Last week I traveled to the Minnesota “outback” to attend my grandmother’s 98th birthday celebration. Nearly 30 family members made the trip; some from as far away as Guam; others from the neighboring town.
My mother and aunt stayed behind after all the other relatives left to care for grandma. She’s been declining rapidly lately, losing her long-treasured ability to care completely for herself. My mom, 76 and lacking in strength and mobility, is caring for her mother, helping her transfer from bed to wheelchair and back.
The day we returned home to Oregon, my sister-in-law stopped by with the latest installment of the challenges facing my husband’s parents, both in their 90s.
It’s a story that most American families are living today. We’re living longer. We’re healthier, too, until we hit that inevitable wall of age and decline. Most of us help our own family members rather than paying someone else to provide care – or we have a combination of both, like my family.
I’ve been thinking a lot about stories lately. Howard Gleckman’s new book, Caring for our Parents, is based on stories of real people facing real crises in managing their needs during the last years of their lives.
Brooke Shields’ story, which I shared last week, is one of guilt and anxiety about placing a mom in a care facility.
My own story is one of a healthy, hearty family laid low by the classic phone call; this time from a paramedic on scene at the site of the traffic accident that claimed my father’s life and severely injured my mother. What followed were days that blurred into night as I traveled between hospital and funeral home, work and my children’s schools, and tried to keep it all in balance. My mother traveled the route that many do at the end of their lives, but she did it backward: acute care to skilled nursing care to assisted living community. We experienced it all – and it wasn’t pretty. Even though I’ve been in the business of senior care for the past 30 years, my eyes were opened to the family experience in a brand new way.

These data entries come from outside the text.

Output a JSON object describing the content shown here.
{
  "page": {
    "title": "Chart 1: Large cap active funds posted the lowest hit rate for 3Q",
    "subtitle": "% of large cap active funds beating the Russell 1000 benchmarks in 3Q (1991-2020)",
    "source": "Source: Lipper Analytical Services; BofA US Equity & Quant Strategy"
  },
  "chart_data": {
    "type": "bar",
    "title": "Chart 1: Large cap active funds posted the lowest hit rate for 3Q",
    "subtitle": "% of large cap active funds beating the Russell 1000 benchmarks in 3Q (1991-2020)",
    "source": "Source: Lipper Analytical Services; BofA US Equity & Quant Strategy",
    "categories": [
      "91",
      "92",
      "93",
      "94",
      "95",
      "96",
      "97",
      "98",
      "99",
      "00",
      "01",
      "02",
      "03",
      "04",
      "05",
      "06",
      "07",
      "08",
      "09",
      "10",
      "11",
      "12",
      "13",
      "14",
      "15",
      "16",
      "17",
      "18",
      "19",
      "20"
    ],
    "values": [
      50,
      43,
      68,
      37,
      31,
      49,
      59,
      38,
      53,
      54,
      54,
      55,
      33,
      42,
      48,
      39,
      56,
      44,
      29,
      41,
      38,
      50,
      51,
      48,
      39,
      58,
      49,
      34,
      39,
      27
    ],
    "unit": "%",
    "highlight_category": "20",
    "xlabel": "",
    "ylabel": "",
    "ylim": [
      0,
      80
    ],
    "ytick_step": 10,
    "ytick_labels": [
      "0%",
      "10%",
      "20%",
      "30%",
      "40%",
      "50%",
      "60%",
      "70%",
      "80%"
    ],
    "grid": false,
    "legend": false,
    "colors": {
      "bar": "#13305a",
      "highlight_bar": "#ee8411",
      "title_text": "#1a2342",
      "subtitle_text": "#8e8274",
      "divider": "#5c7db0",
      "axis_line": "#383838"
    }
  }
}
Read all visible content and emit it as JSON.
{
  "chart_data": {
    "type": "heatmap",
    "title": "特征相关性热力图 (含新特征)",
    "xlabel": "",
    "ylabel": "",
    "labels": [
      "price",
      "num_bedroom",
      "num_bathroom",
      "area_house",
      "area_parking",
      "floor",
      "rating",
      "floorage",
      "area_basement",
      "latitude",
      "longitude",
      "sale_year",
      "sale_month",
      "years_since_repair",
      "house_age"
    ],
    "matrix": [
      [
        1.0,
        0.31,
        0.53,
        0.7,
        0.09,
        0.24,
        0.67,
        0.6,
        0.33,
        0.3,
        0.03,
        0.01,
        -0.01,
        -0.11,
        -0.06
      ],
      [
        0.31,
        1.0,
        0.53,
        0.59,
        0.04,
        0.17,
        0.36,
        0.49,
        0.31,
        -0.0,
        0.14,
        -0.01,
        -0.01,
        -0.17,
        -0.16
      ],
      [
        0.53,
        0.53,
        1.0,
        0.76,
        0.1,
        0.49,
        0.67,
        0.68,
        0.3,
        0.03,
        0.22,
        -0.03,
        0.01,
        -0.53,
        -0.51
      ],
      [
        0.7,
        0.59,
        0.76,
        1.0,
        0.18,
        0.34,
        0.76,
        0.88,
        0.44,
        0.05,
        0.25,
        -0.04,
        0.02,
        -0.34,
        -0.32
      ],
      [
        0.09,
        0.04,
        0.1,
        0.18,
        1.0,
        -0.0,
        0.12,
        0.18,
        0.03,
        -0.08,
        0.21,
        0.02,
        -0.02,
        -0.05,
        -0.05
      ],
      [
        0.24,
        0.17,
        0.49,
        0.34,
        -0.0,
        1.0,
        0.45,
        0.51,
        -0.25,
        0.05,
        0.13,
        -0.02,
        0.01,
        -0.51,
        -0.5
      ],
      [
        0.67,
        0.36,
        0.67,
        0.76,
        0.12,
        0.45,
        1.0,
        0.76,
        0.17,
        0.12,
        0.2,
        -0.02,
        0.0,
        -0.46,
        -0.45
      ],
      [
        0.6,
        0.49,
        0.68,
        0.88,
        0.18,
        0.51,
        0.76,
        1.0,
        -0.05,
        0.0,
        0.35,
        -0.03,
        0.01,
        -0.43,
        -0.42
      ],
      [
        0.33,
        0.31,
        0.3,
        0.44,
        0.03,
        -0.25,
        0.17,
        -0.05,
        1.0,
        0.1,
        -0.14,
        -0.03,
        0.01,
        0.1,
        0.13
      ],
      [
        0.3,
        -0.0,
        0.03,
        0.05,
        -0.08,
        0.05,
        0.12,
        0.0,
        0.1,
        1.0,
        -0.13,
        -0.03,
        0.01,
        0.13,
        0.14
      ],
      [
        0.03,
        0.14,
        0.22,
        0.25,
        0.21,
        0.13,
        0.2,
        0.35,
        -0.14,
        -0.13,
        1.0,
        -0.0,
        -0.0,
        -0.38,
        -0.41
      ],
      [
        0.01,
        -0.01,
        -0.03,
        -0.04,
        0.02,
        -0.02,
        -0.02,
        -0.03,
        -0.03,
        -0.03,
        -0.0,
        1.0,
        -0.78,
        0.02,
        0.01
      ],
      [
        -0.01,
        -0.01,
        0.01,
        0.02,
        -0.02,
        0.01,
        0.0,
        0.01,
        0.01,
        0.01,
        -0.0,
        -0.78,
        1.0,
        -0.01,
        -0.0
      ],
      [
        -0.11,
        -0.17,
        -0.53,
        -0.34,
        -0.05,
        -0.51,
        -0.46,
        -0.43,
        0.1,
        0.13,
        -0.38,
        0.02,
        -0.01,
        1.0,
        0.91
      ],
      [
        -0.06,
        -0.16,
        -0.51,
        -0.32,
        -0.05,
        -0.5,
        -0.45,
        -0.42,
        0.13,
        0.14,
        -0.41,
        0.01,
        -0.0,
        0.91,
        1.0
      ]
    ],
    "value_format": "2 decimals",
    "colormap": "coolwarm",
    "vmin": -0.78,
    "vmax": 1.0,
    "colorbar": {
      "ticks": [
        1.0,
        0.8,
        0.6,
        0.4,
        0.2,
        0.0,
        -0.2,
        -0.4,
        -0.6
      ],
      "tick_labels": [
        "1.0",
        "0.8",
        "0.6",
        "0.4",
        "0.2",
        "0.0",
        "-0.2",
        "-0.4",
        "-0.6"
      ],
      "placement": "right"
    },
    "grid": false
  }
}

We helped both my mom and my in-laws move from their homes into retirement centers. I use the word “helped” loosely – in my mom’s case we physically cleared a home and 5 acres of land that my parents had lived on for more than 20 years (with all the accompanying stuff); in my in-laws case we simply nagged and nagged until they finally made the move. Both moved into lovely retirement communities – not nursing homes.
Sharing our stories not only helps us gain perspective on our own challenges, it can help us join forces in taking steps for change.
Maybe the change you need is on a personal basis – like the family members who don’t see the needs that you see.
Maybe the change you need is much broader – like the inability to pay for the care your loved one desperately needs.
Sharing our stories may be one way we can help each other. There are currently some 52 million family caregivers in America today according to caregiver.org. That’s a lot of stories – and a lot of help!